With that out of the way, let’s talk Oswego Tea…

In the years preceding the American Revolution, the government of Great Britain devised ways to extract taxes from the American colonists.  After all, it was an expensive endeavor to maintain the overseas colony, especially after spending so much on the French and Indian War a decade or so earlier.   Parliament believed that the colonists should shoulder some of the financial burden, so why not place taxes on imports to raise revenue?  And why not place restrictions on competing goods from outside the Empire?   The colonists would have no choice but to purchase British goods and pay British taxes.

As grade school history classes have taught since the dawning of our nation, the idea of taxation without representation wasn’t extremely popular in the thirteen colonies.   Neither was the idea of having to purchase British tea.

To undercut the British monopoly of the tea trade to North America, Dutch smugglers brought in tea, often of a noticeably lower quality to the ports of America.   Many colonists grit their teeth and bared the inferior smuggled tea to spite their treatment from Parliament across the Atlantic.

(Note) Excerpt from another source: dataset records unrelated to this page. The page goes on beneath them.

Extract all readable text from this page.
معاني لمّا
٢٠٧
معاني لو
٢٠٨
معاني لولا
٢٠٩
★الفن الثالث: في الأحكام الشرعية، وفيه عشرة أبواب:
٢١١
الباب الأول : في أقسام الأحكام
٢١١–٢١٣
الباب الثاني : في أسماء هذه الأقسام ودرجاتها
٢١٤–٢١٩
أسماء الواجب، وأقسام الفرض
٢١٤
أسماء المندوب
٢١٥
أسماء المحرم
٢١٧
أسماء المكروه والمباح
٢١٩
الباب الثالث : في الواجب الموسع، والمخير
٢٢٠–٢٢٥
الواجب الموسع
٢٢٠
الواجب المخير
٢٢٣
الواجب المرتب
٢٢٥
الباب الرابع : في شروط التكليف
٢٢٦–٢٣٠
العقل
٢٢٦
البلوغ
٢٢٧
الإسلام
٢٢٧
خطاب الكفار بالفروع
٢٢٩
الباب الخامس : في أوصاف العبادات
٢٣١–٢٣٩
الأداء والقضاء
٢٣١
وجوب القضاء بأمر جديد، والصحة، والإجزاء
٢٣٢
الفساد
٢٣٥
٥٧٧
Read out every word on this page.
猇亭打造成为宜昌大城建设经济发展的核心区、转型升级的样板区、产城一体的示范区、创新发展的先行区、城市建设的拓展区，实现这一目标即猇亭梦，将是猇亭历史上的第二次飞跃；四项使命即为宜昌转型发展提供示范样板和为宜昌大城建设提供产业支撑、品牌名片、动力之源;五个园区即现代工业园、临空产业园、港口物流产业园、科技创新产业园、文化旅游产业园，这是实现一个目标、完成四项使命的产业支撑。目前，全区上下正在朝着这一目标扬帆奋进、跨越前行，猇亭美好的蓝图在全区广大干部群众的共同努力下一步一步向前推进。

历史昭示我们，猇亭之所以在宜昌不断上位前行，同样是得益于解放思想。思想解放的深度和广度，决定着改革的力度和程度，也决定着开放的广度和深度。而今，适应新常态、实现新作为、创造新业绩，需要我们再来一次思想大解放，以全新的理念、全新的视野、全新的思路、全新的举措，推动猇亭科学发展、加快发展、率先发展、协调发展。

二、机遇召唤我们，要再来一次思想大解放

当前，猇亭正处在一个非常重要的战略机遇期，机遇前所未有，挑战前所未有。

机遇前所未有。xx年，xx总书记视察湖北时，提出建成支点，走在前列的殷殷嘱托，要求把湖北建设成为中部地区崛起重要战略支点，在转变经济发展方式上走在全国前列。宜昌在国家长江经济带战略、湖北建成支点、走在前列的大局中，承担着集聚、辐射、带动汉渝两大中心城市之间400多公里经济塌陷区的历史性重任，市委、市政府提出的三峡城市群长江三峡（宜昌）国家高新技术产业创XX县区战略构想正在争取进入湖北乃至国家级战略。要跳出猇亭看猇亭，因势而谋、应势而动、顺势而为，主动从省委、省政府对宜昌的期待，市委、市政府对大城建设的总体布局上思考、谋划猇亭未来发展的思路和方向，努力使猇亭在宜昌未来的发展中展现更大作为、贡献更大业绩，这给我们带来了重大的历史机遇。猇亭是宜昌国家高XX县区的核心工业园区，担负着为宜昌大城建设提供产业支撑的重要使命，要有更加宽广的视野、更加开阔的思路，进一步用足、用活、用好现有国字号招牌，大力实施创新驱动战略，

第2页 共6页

Others looked for more homespun solutions.   For one, there was blackberry leaf which is readily available and has often been used as a substitute for black tea in lean times, due to the similarity in taste.  Perhaps the most famous replacement for imported tea the era was “Oswego tea”, the bee balm or bergamot plant, which was abundant and used by the Mohawk Indians in present-day upstate New York as a remedy for a whole slew of ailments.

Calling it “Oswego tea” was in reference to the Oswego River that flows into Lake Ontario, but had more of a general connotation of being “from the wilderness” rather than a specific location.   Today we would call these herbs “wildcrafted”.

The bee balm plant (and the mentha citrata plant we’re using) sometimes answers to “bergamot” due to the flavor, which is reminiscent of the European orange used for flavoring Earl Grey tea and as a fragrance in perfumes.

Our blend is a mix of blackberry leaf and mentha citrata, which makes a caffeine-free dark brew with slight citrus and fruit tones and a little bit of a minty bite to it.

Brew yourself a cup, taste the history and enjoy the rebellion.